Chi è ammalato viene colto da quel male che oggi è detto «delitto»; egli vuole cagionar dolore mediante ciò che gli procurava dolore. Ma vi furono altri tempi; e altro bene e altro male.
Una volta il male era il dubbio e lo spirito d’indipendenza. E allora l’ammalato diventava un eretico o una strega: e quale eretico o quale strega egli soffriva e voleva far soffrire.
Ma i vostri orecchi son sordi a questo; voi mi dite che ciò nuoce ai buoni che sono tra voi. Ma che m’importano i vostri buoni!
Molte cose nei vostri buoni mi destan la nausea, e dirvi ciò che v’ha di male in loro è il men peggio. Quanto sarei contento se fosser colti da una demenza che li facesse perire, come questo pallido delinquente!
Questo vorrei: che la loro follìa si chiamasse verità o sincerità o giustizia: ma essi possiedono la virtù per poter vivere a lungo nella lor miserabile contentezza.

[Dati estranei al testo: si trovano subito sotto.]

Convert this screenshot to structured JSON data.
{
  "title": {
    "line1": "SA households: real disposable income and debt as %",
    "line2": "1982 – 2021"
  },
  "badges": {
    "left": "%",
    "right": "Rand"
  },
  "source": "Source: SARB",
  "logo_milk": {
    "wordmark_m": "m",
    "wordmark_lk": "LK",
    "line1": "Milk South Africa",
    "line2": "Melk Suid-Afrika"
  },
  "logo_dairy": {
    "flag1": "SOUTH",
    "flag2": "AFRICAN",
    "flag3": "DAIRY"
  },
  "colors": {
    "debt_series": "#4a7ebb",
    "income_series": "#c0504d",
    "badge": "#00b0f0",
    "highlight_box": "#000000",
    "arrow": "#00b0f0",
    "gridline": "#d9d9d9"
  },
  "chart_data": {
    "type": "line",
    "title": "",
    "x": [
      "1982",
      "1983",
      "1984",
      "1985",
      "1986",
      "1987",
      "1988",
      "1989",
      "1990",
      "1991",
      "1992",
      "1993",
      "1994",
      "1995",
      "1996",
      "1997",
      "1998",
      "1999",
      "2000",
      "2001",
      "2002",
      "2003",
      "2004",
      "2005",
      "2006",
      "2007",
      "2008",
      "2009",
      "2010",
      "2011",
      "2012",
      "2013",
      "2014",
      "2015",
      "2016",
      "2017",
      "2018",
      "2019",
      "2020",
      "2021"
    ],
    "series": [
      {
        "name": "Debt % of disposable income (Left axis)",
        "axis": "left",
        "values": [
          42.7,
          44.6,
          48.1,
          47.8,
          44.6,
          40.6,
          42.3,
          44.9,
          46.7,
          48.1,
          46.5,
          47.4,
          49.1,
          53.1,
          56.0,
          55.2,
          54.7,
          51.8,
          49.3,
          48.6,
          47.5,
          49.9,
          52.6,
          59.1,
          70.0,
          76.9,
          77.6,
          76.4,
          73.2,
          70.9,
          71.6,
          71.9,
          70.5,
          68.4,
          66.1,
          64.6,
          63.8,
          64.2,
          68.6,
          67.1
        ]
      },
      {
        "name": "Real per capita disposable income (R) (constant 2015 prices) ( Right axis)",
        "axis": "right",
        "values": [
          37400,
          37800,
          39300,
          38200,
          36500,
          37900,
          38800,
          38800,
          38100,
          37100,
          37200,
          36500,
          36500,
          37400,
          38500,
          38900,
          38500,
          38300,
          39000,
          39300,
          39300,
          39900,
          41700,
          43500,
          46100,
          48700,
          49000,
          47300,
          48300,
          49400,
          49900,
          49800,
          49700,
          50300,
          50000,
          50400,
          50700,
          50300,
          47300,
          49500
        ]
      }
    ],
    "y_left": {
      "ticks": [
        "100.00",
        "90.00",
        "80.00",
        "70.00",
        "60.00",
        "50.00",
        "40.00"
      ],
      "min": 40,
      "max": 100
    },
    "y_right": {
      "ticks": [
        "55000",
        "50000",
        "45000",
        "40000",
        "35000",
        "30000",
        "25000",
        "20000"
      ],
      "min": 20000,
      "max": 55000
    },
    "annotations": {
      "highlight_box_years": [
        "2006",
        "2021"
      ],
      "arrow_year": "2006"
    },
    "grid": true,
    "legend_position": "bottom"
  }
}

Io sono il parapetto di un fiume: s’appoggi a me chi può!
Ma io non sono già la vostra stampella».
Così parlò Zarathustra.
Del leggere e scrivere.
«Di tutto ciò che è scritto io non amo se non quello che taluno scrisse col proprio sangue. Scrivi col sangue, e tu apprenderai che il sangue è spirito.
Non è facile comprendere il sangue degli altri; io odio i lettori oziosi.
Chi conosce il lettore non farà mai più nulla per lui.
Ancor un secolo di lettori — e lo stesso spirito sarà un cadavere che pute.
Che tutti sappiano leggere: ecco ciò che, a lungo andare, guasta non solo lo scrivere, ma anche il pensiero.